Ever since the explosion of the internet, personal ownership of created content has been heavily disputed. In an arena where anyone can steal anything at any time, how does a songwriter protect their original content?
Library of Congress
Before diving into copyright protection, remember that you can’t prevent all forms of piracy. It exists and it will happen in some form or another, be it a blatant copy or simply a reimagining of your idea. You can’t fight every battle. You can only be informed and choose the battles worth fighting. In the end, the cases you choose to pursue should be based on your best judgement. A younger kid just getting into online performance probably made a simple mistake. A full company taking your song, however, is far less innocent.

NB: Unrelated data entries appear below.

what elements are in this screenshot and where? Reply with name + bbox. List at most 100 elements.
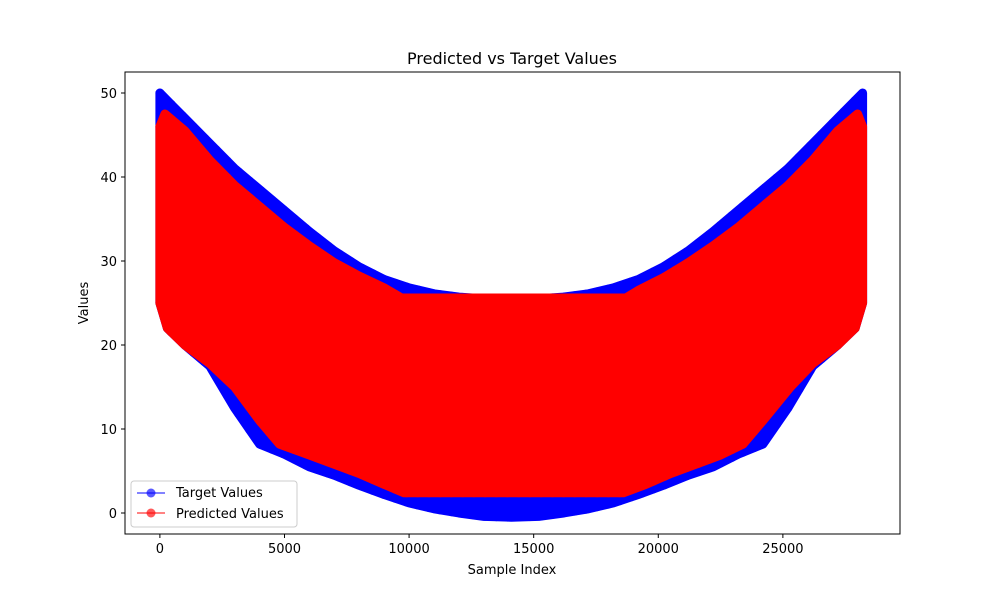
point-predicted-lower [245, 402, 255, 412]
point-predicted-upper [794, 169, 804, 179]
point-target-lower [469, 510, 479, 520]
point-target-lower [267, 444, 277, 454]
point-predicted-lower [379, 479, 389, 489]
point-predicted-upper [682, 258, 692, 268]
point-target-upper [671, 254, 681, 264]
point-target-lower [256, 440, 266, 450]
point-predicted-lower [424, 488, 434, 498]
point-predicted-upper [458, 293, 468, 303]
point-target-lower [660, 480, 669, 490]
point-target-lower [525, 512, 535, 522]
point-predicted-lower [256, 417, 266, 427]
point-target-upper [794, 152, 804, 162]
point-predicted-upper [491, 293, 501, 303]
point-predicted-upper [446, 293, 456, 303]
point-predicted-upper [772, 190, 782, 200]
point-predicted-lower [357, 470, 367, 480]
point-predicted-lower [346, 465, 355, 475]
point-target-upper [648, 267, 658, 277]
y-tick-label: 0 [109, 507, 117, 522]
point-target-upper [660, 261, 669, 271]
point-target-upper [379, 275, 389, 284]
y-tick-label: 50 [100, 87, 117, 102]
point-target-lower [458, 509, 468, 518]
y-axis: 0 10 20 30 40 50 [100, 87, 125, 522]
point-predicted-upper [559, 293, 569, 303]
x-tick-label: 20000 [638, 542, 679, 557]
point-predicted-lower [323, 457, 333, 467]
point-target-lower [435, 505, 445, 515]
point-target-lower [559, 508, 569, 518]
point-predicted-upper [648, 278, 658, 288]
point-predicted-upper [760, 199, 770, 209]
point-target-upper [290, 214, 299, 224]
point-target-upper [245, 176, 255, 186]
point-predicted-upper [256, 202, 266, 212]
point-target-upper [323, 241, 333, 251]
x-tick-label: 25000 [762, 542, 803, 557]
point-predicted-upper [480, 293, 490, 303]
point-predicted-upper [278, 221, 288, 231]
point-predicted-lower [458, 488, 468, 498]
point-predicted-upper [828, 132, 838, 142]
point-predicted-upper [413, 293, 423, 303]
point-predicted-lower [547, 488, 557, 498]
point-predicted-lower [828, 344, 838, 354]
point-predicted-lower [514, 488, 524, 498]
point-target-upper [334, 249, 344, 259]
point-target-lower [402, 497, 412, 507]
point-target-upper [783, 164, 793, 174]
point-target-lower [503, 512, 512, 522]
point-predicted-lower [592, 488, 602, 498]
point-target-lower [424, 503, 434, 513]
point-target-lower [581, 504, 591, 514]
point-predicted-upper [850, 111, 860, 121]
point-predicted-upper [301, 238, 311, 248]
point-predicted-upper [379, 283, 389, 293]
point-target-lower [233, 408, 243, 418]
point-predicted-upper [738, 218, 748, 228]
point-predicted-lower [368, 475, 378, 484]
point-predicted-upper [166, 114, 176, 124]
legend-marker-predicted [146, 508, 156, 518]
point-predicted-upper [592, 293, 602, 303]
point-predicted-lower [637, 481, 647, 491]
x-tick-label: 0 [156, 542, 164, 557]
point-target-upper [772, 173, 782, 183]
point-target-lower [704, 463, 714, 473]
point-target-upper [727, 211, 737, 221]
point-target-upper [200, 133, 210, 143]
point-target-upper [177, 111, 187, 121]
point-predicted-lower [200, 355, 210, 365]
point-predicted-lower [189, 347, 198, 356]
point-predicted-lower [693, 458, 703, 468]
point-predicted-upper [805, 158, 815, 168]
point-predicted-upper [233, 184, 243, 194]
point-predicted-lower [626, 485, 636, 495]
point-target-upper [278, 205, 288, 215]
y-tick-label: 20 [100, 339, 117, 354]
point-target-upper [346, 256, 355, 266]
point-predicted-lower [749, 426, 759, 436]
point-predicted-lower [704, 454, 714, 464]
point-predicted-upper [312, 246, 322, 256]
point-target-lower [794, 384, 804, 394]
point-predicted-lower [738, 439, 748, 449]
point-target-lower [783, 403, 793, 413]
point-target-upper [749, 192, 759, 202]
point-predicted-lower [660, 471, 669, 481]
point-predicted-lower [435, 488, 445, 498]
point-predicted-lower [805, 361, 815, 371]
point-target-lower [446, 507, 456, 517]
point-predicted-lower [312, 453, 322, 463]
point-predicted-lower [760, 413, 770, 422]
plot-area [124, 71, 901, 535]
point-target-lower [693, 467, 703, 477]
point-target-upper [256, 186, 266, 196]
point-target-lower [491, 512, 501, 522]
legend-marker-target [146, 488, 156, 498]
point-target-upper [839, 107, 849, 117]
point-predicted-upper [693, 251, 703, 261]
point-predicted-lower [559, 488, 569, 498]
point-target-lower [312, 464, 322, 474]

To protect your songs, the best way is through registration with the Library of Congress. While your work is automatically protected in the United States once it exists in a tangible format, the Library produces a public record of it that provides legal advantages should you choose to pursue copyright infringement.
In order to do this, all you need to do is fill out a registration form, submit the correct fee and submit your work. This can all be done either online or through the mail. Once this is received, there is a procedure the Library will go through before accepting your work. First, they process the payment. After that clears, they examine your application to make sure everything is filled out properly. Following this verification, your song is assigned a number and a certificate of registration is mailed to you. Your work is them added to an online, searchable public record.